Question

A nutrition store in the mall is selling 'memory booster' which is a concoction of herbs and minerals that is intended to improve memory performance. To test the effectiveness of the herbal mix, a researcher obtains a sample of n = 16 people and has each person take the suggested dosage each day for 4 weeks. At the end of the four-week period, each individual takes a standardized memory test. The scores from the sample produced a mean of m = 26 with a sample variance of s² = 64. In the general population, the standardized test is known to have a mean of μ = 20. Do the sample data support the conclusion that the memory?

Answer 1

The sample data supports the conclusion that the memory booster is effective at improving memory performance.

Step-by-step explanation:

To test the effectiveness of the 'memory booster' herbal mix, the researcher obtained a sample of n = 16 people and had each person take the suggested dosage each day for 4 weeks. At the end of the four-week period, each individual took a standardized memory test.

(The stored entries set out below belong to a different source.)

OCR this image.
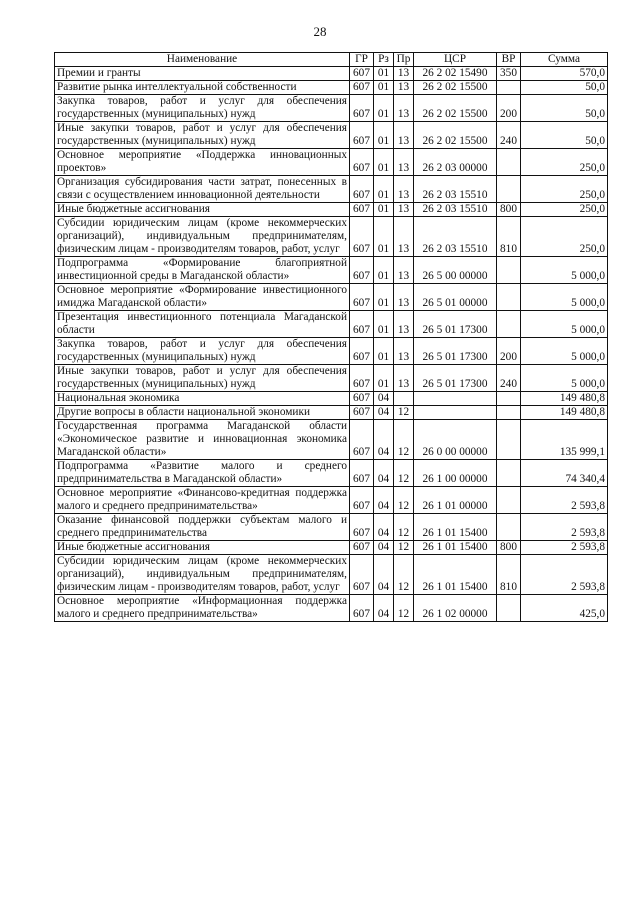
28
Наименование	ГР	Рз	Пр	ЦСР	ВР	Сумма
Премии и гранты	607	01	13	26 2 02 15490	350	570,0
Развитие рынка интеллектуальной собственности	607	01	13	26 2 02 15500		50,0
Закупка товаров, работ и услуг для обеспечения государственных (муниципальных) нужд	607	01	13	26 2 02 15500	200	50,0
Иные закупки товаров, работ и услуг для обеспечения государственных (муниципальных) нужд	607	01	13	26 2 02 15500	240	50,0
Основное мероприятие «Поддержка инновационных проектов»	607	01	13	26 2 03 00000		250,0
Организация субсидирования части затрат, понесенных в связи с осуществлением инновационной деятельности	607	01	13	26 2 03 15510		250,0
Иные бюджетные ассигнования	607	01	13	26 2 03 15510	800	250,0
Субсидии юридическим лицам (кроме некоммерческих организаций), индивидуальным предпринимателям, физическим лицам - производителям товаров, работ, услуг	607	01	13	26 2 03 15510	810	250,0
Подпрограмма «Формирование благоприятной инвестиционной среды в Магаданской области»	607	01	13	26 5 00 00000		5 000,0
Основное мероприятие «Формирование инвестиционного имиджа Магаданской области»	607	01	13	26 5 01 00000		5 000,0
Презентация инвестиционного потенциала Магаданской области	607	01	13	26 5 01 17300		5 000,0
Закупка товаров, работ и услуг для обеспечения государственных (муниципальных) нужд	607	01	13	26 5 01 17300	200	5 000,0
Иные закупки товаров, работ и услуг для обеспечения государственных (муниципальных) нужд	607	01	13	26 5 01 17300	240	5 000,0
Национальная экономика	607	04				149 480,8
Другие вопросы в области национальной экономики	607	04	12			149 480,8
Государственная программа Магаданской области «Экономическое развитие и инновационная экономика Магаданской области»	607	04	12	26 0 00 00000		135 999,1
Подпрограмма «Развитие малого и среднего предпринимательства в Магаданской области»	607	04	12	26 1 00 00000		74 340,4
Основное мероприятие «Финансово-кредитная поддержка малого и среднего предпринимательства»	607	04	12	26 1 01 00000		2 593,8
Оказание финансовой поддержки субъектам малого и среднего предпринимательства	607	04	12	26 1 01 15400		2 593,8
Иные бюджетные ассигнования	607	04	12	26 1 01 15400	800	2 593,8
Субсидии юридическим лицам (кроме некоммерческих организаций), индивидуальным предпринимателям, физическим лицам - производителям товаров, работ, услуг	607	04	12	26 1 01 15400	810	2 593,8
Основное мероприятие «Информационная поддержка малого и среднего предпринимательства»	607	04	12	26 1 02 00000		425,0
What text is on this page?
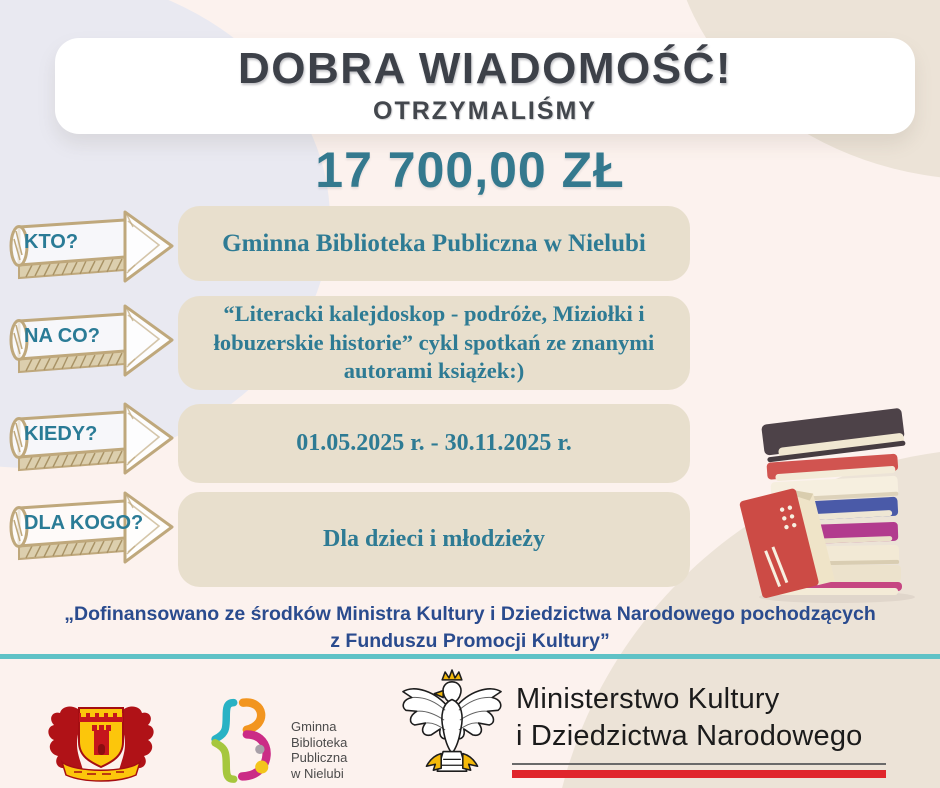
DOBRA WIADOMOŚĆ!
OTRZYMALIŚMY
17 700,00 ZŁ
KTO?	Gminna Biblioteka Publiczna w Nielubi
NA CO?
“Literacki kalejdoskop - podróże, Miziołki i łobuzerskie historie” cykl spotkań ze znanymi autorami książek:)
KIEDY?	01.05.2025 r. - 30.11.2025 r.
DLA KOGO?
Dla dzieci i młodzieży
„Dofinansowano ze środków Ministra Kultury i Dziedzictwa Narodowego pochodzących
z Funduszu Promocji Kultury”
Gminna
Biblioteka
Publiczna
w Nielubi
Ministerstwo Kultury
i Dziedzictwa Narodowego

The sample produced a mean of m = 26 with a sample variance of s² = 64. In the general population, the standardized test is known to have a mean of μ = 20.

We will conduct a hypothesis test to determine if the sample data supports the conclusion that the memory booster is effective at improving memory performance.

Step 1: Define the null and alternative hypotheses

The null hypothesis (H0) states that the mean memory test score for people who take the 'memory booster' is the same as the general population mean, μ = 20. The alternative hypothesis (Ha) states that the mean memory test score for people who take the 'memory booster' is greater than the general population mean, μ > 20.

H0: μ = 20

Ha: μ > 20

Step 2: Choose a significance level

We will use a significance level of α = 0.05, which means we are willing to accept a 5% chance of rejecting the null hypothesis when it is actually true.

Step 3: Conduct the hypothesis test

We will use a one-sample t-test to compare the sample mean of m = 26 to the population mean μ = 20. We have a small sample size (n = 16), so the t-test is appropriate.

Using the sample mean, sample variance, and sample size, we can calculate the t-statistic:

t = (m - μ) / (s / sqrt(n))

Where:

m is the sample mean: 26

μ is the population mean: 20

s is the sample standard deviation: sqrt(64) = 8

n is the sample size: 16

t = (26 - 20) / (8 / sqrt(16))

t = 6 / (8 / 4)

t = 6 / 2

t = 3

Using a t-table or statistical software, we can find the critical t-value for a one-tailed test with a significance level of α = 0.05 and degrees of freedom (df) = n - 1 = 16 - 1 = 15. The critical t-value is approximately 1.753.

Since the calculated t-value of 3 is greater than the critical t-value of 1.753, we reject the null hypothesis.

Step 4: Interpret the results

The sample data supports the conclusion that the 'memory booster' is effective at improving memory performance. The mean memory test score for people who take the 'memory booster' is significantly higher than the general population mean.